Cancer Essay Competition – 2nd Prize Winner

Diya Kapila - 2nd Prize Winner
Diya Kapila

Our 2nd prize winner is:

 Diya Kapila

Diya is in her final year at Imperial College School of Medicine, where she undertook a BSc in Gastroenterology and Hepatology. She has worked as an academic researcher exploring the microbiome and its role in Clostridium Difficile infection. In the future, she hopes to pursue an academic clinical career in medicine. Congratulations, Diya!

Microbiome and Cancer: a Promising Future

This decade, the thrilling evolution of novel systems biology technologies has allowed us to explore the nexus between health and disease with greater innovation and scrutiny than ever before. Through metabonomics, metabolite exploration of biofluids, and metagenomics/metataxonomics, quantifying structure and functions of bacterial communities (1), the pronounced role of our microbiome in carcinogenesis, immune-surveillance and disease is becoming highly evident. Yet its vast future role in cancer investigation and treatment remains largely uncertain, with several important questions still to be answered.

Research purporting to the importance of our gut microbiome in various diseases, including Crohn’s disease, asthma and diabetes, is widely recognised. However, we are now gaining an appreciation of the complex interplay between our microbiome, inflammation and cancer: colorectal carcinogenesis is a notable example where gut F. nucleatum, B. fragilis, S.bovis and E. coli appear to play an active role (2). Another interesting facet of our microbiome is its relationship with our bile acid composition and pool size. Disturbance to this equilibrium can lead to numerous gastrointestinal cancers: research links cirrhosis, faecal bile acid concentrations and gut microbiota composition (3); and microbiota-mediated production of deoxycholic acid is associated with hepatocellular carcinoma (4). Interestingly, recent evidence shows that our gut microbiota play a further role, to enhance tumour immune-surveillance (5). It is now being shown that even cancer therapies, including oxaliplatin and cyclophosphamide efficacy are affected by distinct microbial environments (5). This renders the question: could we manipulate our microbiome to enhance chemotherapy in the future? The ability to modify our microbiome is remarkable, notably through probiotics, diet, antibiotics and age- perhaps now we could use this knowledge to alter it as a medical adjuvant to treatment, or even as a treatment itself.

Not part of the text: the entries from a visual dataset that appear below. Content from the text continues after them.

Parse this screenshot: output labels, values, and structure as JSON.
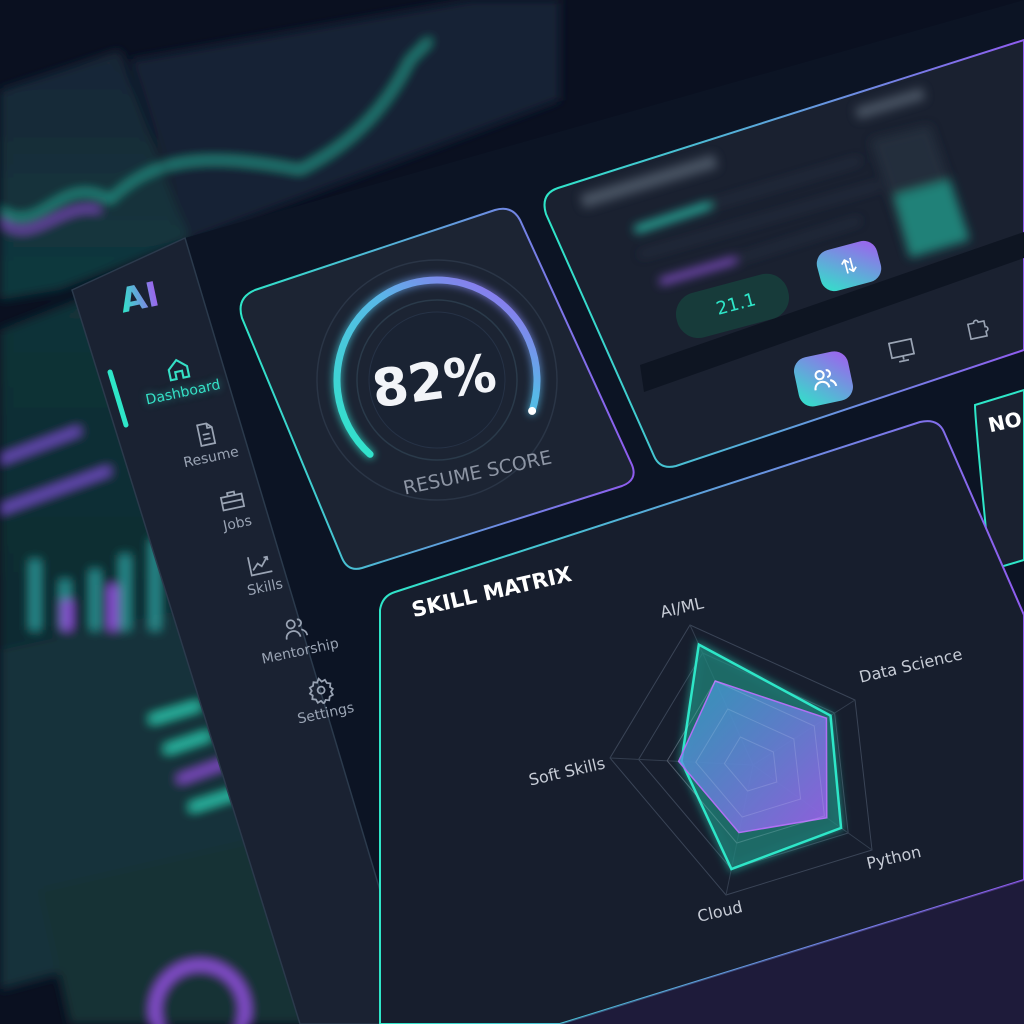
{
  "app": {
    "logo_text": "AI"
  },
  "sidebar": {
    "items": [
      {
        "label": "Dashboard",
        "icon": "home-icon",
        "active": true
      },
      {
        "label": "Resume",
        "icon": "document-icon",
        "active": false
      },
      {
        "label": "Jobs",
        "icon": "briefcase-icon",
        "active": false
      },
      {
        "label": "Skills",
        "icon": "trend-chart-icon",
        "active": false
      },
      {
        "label": "Mentorship",
        "icon": "users-icon",
        "active": false
      },
      {
        "label": "Settings",
        "icon": "gear-icon",
        "active": false
      }
    ]
  },
  "score_card": {
    "value": "82%",
    "label": "RESUME SCORE",
    "progress": 0.82
  },
  "top_card": {
    "value_pill": "21.1",
    "swap_icon": "swap-vertical-icon",
    "tab_icons": [
      "users-icon",
      "monitor-icon",
      "puzzle-icon"
    ]
  },
  "right_card": {
    "title_partial": "NO"
  },
  "skill_matrix": {
    "title": "SKILL MATRIX"
  },
  "colors": {
    "teal": "#2ee6c8",
    "purple": "#a35cf0",
    "background": "#0a1020",
    "panel": "#161d2c"
  },
  "chart_data": {
    "type": "radar",
    "title": "SKILL MATRIX",
    "categories": [
      "AI/ML",
      "Data Science",
      "Python",
      "Cloud",
      "Soft Skills"
    ],
    "range": [
      0,
      1
    ],
    "rings": 5,
    "series": [
      {
        "values": [
          0.86,
          0.76,
          0.74,
          0.8,
          0.5
        ],
        "color": "#2ee6c8"
      },
      {
        "values": [
          0.6,
          0.72,
          0.62,
          0.52,
          0.52
        ],
        "color": "#a35cf0"
      }
    ]
  }
}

Despite acquiring the tools and the interest to develop new microbiome therapeutics, multiple questions and challenges still remain unaddressed. Unearthing the ‘good’ bacteria from the ‘bad’ is one immense challenge; it is hard to identify whether all these reported microbiome alterations are the cause or effect of carcinogenesis. Furthermore, manipulating our microbiome may have unwanted effects on other disease states or major safety implications (6). If we were to resolve these initial difficult questions, through initial honing of bacterial profiling and function, we would be one step closer to creating innovative screening tools, biomarkers and exciting therapeutics.

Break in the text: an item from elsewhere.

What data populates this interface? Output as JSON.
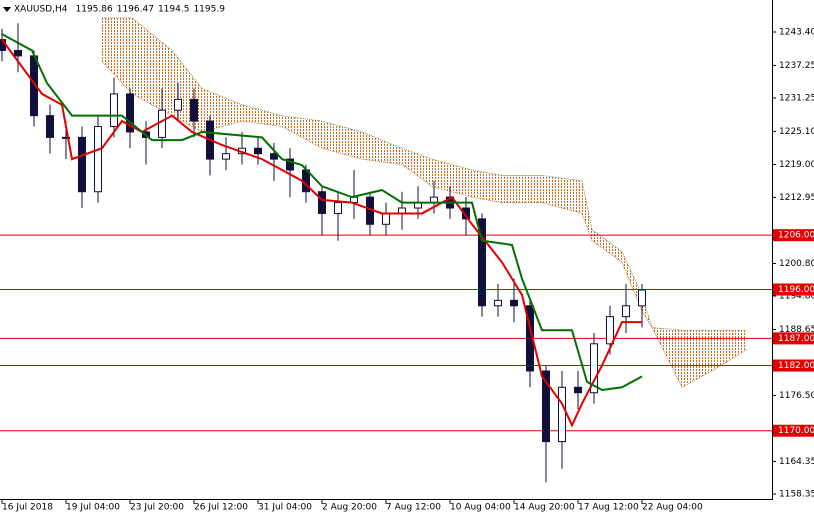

It is most definitely an enthralling, but challenging, time for novel system biology technologies and scientists are now beginning to fully uncover the inescapable significance of “microbiome immune-oncology” in cancer treatment and prevention.

References:

(1) Marchesi JR, Adams DH, Fava F, Hermes GDA, Hirschfield GM, Hold G, et al. The gut microbiota and host health: a new clinical frontier. Gut. 2016;65(2):330–339.

(2) Lucas C, Barnich N, Nguyen HTT. Microbiota, Inflammation and Colorectal Cancer. International Journal of Molecular Sciences. 2017;18(6):1310.

(3) Kakiyama G, Pandak WM, Gillevet PM, Hylemon PB, Heuman DM, Daita K, et al. Modulation of the fecal bile acid profile by gut microbiota in cirrhosis. J Hepatol. 2013;58(5):949–955.

(4) Yoshimoto S, Loo TM, Atarashi K, Kanda H, Sato S, Oyadomari S, et al. Obesity-induced gut microbial metabolite promotes liver cancer through senescence secretome. Nature. 2013;499(7456): 97–101.

(5) Zitvogel L, Ayyoub M, Routy B, Kroemer G. Microbiome and Anticancer Immunosurveillance. Cell. 2016;165(2):276-287.

(6) Mimee M, Citorik RJ, Lu TK. Microbiome therapeutics – Advances and challenges. Adv Drug Deliv Rev. 2016;105(Pt A):44-54.